Post-stroke immunosuppression dampens inflammatory processes but increases the risk of serious infections. Describe how your research aims to find the balance.
Inflammation is part of our body’s response to injury and it is a very important process for tissue repair. However, brain inflammation following a stroke can present with further deleterious consequences. It is an on-going hypothesis within the field that the brain sends out signals to dampen the immune system to reduce inflammation following a brain injury and save viable tissue, but an undesirable side-effect is that the reduced immune defence render patients with stroke with increased risk to infections. Our research aims to work out the signalling pathways involved in this communication between the brain and the immune system after stroke, and find new therapeutic targets that will be useful in reviving the immune defence against infections without causing additional inflammatory damage to the brain.
What have you and your team discovered in this area so far?
One of the mysteries of post-stroke immunosuppression is how the brain communicates with the immune system. During my postdoctoral training in Canada, I learned that immune cells readily respond to neurotransmitters and alter their behaviour and function. Indeed, I discovered that the release of sympathetic neurotransmitters following a stroke contributes significantly in impairing the antibacterial functions of immune cells. In addition, we have known for many years that patients with stroke are prone to infections, but we know very little about why, and where these infections come from. In 2016, I led a multidisciplinary team to reveal for the first time that stroke not only damages the brain but also weakens the immune system in such a way that the bacteria in our gut have the opportunity to travel to other organs of our body, including the lung, and cause pneumonia and other infections.
Gut barrier integrity is one piece of the puzzle. What do we need to understand?
The gut is a very interesting and complicated organ. In addition to its well-known digestive functions, the gut forms an important barrier that constantly interacts and protects us from potential foreign pathogens. This barrier is also highly innervated, dynamic and commonly known as the “second brain”. Due to all of these abovementioned properties, what we currently know about the gut is actually very little.
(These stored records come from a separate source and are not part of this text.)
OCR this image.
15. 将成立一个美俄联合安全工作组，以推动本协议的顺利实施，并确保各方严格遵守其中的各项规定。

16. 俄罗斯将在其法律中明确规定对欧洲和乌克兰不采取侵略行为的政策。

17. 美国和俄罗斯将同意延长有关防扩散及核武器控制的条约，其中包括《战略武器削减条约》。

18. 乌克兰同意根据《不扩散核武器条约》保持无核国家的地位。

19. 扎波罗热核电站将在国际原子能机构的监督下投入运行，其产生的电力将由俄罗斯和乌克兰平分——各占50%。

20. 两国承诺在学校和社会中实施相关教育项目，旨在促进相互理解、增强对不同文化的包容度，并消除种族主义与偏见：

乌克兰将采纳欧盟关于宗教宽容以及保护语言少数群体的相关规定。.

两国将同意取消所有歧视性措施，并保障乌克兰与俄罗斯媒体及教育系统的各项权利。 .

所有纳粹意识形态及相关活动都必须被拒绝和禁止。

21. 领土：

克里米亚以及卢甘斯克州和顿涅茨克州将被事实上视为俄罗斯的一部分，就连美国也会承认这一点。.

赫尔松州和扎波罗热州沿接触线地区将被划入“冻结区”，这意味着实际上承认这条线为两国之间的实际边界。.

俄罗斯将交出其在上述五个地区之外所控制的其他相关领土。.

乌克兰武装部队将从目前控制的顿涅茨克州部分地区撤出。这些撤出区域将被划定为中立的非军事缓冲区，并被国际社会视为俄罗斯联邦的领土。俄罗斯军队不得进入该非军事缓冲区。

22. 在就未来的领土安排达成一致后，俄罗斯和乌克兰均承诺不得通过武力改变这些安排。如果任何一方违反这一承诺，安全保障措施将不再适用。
We need to go back to the drawing board and understand some of the fundamental biology and signalling mechanisms, and identify potential new targets to better tailor treatments for patients, improve their outcomes and save lives.
What aspect of this research excites you the most?
I have always been fascinated by the complexity of our bodies and the intricate crosstalk between the biological systems. Specifically, I am intrigued by why and how an injury in the brain, such as stroke, can cause devastating infectious complications. Through my research, I am beginning to appreciate that nothing happens in isolation within our body, and unwinding this intertwining intricacy that leads to therapeutic discovery is what excites me.
How long before your work might impact patient care?
I would like to think that our work is starting to impact on patient care. I value the opportunities to communicate and discuss our experimental findings with stroke clinicians. This communication channel not only allows for open discussion of our research findings, but a fantastic pathway for us to be aware of the unmet clinical needs.